Given that rasts have 10 to 12 limbs each, it’s no surprise that they usually attack with multiple claws. Fact is, in a single round they can make up to four claw attacks (inflicting 1d4 points of damage each), on either one or two foes. This flurry of raking blows often weakens even the toughest of enemies. Yet a rast has one other weapon in its natural arsenal — its savage jaws.

If a rast elects to bite a foe rather than use its claws, it can make only one attack per round, but that single assault’ll cause a lot more pain. The bite of the creature inflicts 1d8+3 points of damage, and once it’s made a successful hit, the rast continues to grip the victim in its jaws, draining blood from the wound it created. The victim loses blood quite rapidly, suffering 1d4+4 points of damage per round. With its strong jaws, nothing can force the rest to release its prey unless it’s slain or subdued — or until the victim dies. Physically tearing the rast away from its target always results in the death of the poor sod to whom it’s attached.

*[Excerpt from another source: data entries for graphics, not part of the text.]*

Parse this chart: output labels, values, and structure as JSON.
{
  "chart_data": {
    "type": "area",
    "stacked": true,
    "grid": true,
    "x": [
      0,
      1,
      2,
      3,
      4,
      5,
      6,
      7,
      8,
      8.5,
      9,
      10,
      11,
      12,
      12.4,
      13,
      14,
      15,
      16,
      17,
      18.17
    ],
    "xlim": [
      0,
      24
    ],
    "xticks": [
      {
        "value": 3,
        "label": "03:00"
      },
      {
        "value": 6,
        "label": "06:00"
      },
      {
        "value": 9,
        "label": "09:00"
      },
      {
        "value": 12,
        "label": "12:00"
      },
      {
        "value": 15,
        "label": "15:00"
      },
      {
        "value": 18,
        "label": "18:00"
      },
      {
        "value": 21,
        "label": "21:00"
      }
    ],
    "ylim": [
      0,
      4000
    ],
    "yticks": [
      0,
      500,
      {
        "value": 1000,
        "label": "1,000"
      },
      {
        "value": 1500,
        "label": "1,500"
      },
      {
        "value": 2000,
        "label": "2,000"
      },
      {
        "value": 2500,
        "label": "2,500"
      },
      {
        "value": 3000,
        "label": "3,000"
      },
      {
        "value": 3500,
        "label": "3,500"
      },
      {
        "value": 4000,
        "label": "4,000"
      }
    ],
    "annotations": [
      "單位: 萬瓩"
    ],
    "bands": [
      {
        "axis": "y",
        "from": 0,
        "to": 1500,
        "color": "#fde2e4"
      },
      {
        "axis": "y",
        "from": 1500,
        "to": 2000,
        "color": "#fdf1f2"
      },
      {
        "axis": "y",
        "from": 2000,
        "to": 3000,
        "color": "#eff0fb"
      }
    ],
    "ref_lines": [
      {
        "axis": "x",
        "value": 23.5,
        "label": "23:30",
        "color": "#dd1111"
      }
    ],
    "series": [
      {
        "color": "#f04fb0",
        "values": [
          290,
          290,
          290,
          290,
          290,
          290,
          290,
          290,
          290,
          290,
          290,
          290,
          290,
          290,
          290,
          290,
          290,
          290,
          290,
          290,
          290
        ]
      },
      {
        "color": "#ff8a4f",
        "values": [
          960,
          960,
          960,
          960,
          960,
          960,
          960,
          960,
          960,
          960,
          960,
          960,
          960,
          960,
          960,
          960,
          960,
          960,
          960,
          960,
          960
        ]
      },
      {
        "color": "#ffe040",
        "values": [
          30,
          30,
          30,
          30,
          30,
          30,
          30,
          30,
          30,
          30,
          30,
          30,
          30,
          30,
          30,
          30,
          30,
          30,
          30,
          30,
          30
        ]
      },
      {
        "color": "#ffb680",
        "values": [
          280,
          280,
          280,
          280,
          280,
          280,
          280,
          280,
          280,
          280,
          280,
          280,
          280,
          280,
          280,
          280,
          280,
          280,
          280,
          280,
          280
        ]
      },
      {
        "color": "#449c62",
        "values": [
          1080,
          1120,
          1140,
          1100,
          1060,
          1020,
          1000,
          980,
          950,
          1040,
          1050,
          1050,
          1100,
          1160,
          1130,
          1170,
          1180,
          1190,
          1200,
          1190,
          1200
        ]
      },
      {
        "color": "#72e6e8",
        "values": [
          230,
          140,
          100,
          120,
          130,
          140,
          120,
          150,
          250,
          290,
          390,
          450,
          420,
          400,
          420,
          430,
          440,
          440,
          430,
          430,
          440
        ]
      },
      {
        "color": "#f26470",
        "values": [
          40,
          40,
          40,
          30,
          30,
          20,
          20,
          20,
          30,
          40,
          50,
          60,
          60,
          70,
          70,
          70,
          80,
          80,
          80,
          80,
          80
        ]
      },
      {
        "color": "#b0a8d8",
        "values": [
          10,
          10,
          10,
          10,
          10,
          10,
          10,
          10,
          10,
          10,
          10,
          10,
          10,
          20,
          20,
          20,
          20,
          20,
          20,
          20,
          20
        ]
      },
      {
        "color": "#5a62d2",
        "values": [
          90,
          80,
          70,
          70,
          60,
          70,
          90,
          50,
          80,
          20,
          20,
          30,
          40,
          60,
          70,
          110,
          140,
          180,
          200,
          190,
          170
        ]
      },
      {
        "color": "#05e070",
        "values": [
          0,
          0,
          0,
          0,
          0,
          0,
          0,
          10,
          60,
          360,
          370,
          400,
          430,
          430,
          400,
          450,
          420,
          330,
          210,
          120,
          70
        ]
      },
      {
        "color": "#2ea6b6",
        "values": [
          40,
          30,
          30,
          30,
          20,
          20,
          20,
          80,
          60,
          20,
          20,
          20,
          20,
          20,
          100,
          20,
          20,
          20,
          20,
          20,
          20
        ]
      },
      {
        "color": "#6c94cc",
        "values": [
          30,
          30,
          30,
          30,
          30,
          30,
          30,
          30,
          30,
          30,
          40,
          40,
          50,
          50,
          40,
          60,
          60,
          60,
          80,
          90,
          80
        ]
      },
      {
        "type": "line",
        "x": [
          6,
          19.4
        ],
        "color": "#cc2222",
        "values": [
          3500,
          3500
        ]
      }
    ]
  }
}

As natives of the Quasiplane of Ash, rasts are — in some way or another — creatures of cinder. They breathe ash, even consuming it when they can find no meat (though it won’t sustain them for long). And, being immune to fire and heat, they cannot burn.

Rasts are canny combatants, using stealth and misdirection to ambush their victims. The Quasiplane of Ash is a harsh place with little prey, so they must be efficient hunters to survive.

Habitat/Society: Rasts lair within the ash of their home plane, hollowing out small caves to house an entire pack. When not asleep, they fly out and hunt. The pack almost always operates as a unit, instinctively working together. Because prey is scarce, they must spend almost all their time on the hunt. Likewise, they must succeed in bringing down their quarry — a missed opportunity could lead to starvation.

Rasts of a particular pack never resort to cannibalism, though they will attack and eat members of other packs. Rast pack wars are quick, bloody, and merciless. After all, when one rast kills another, it not only gains food but also eliminates a competitor.

Ecology: Rast young are born in litters of 10 or more and must immediately fend for themselves as members of the pack. Those that become unable to take on their share of the hunting duties — the old, the sick, the feeble, and so on — are sent away, probably to become food for another hungry rast pack.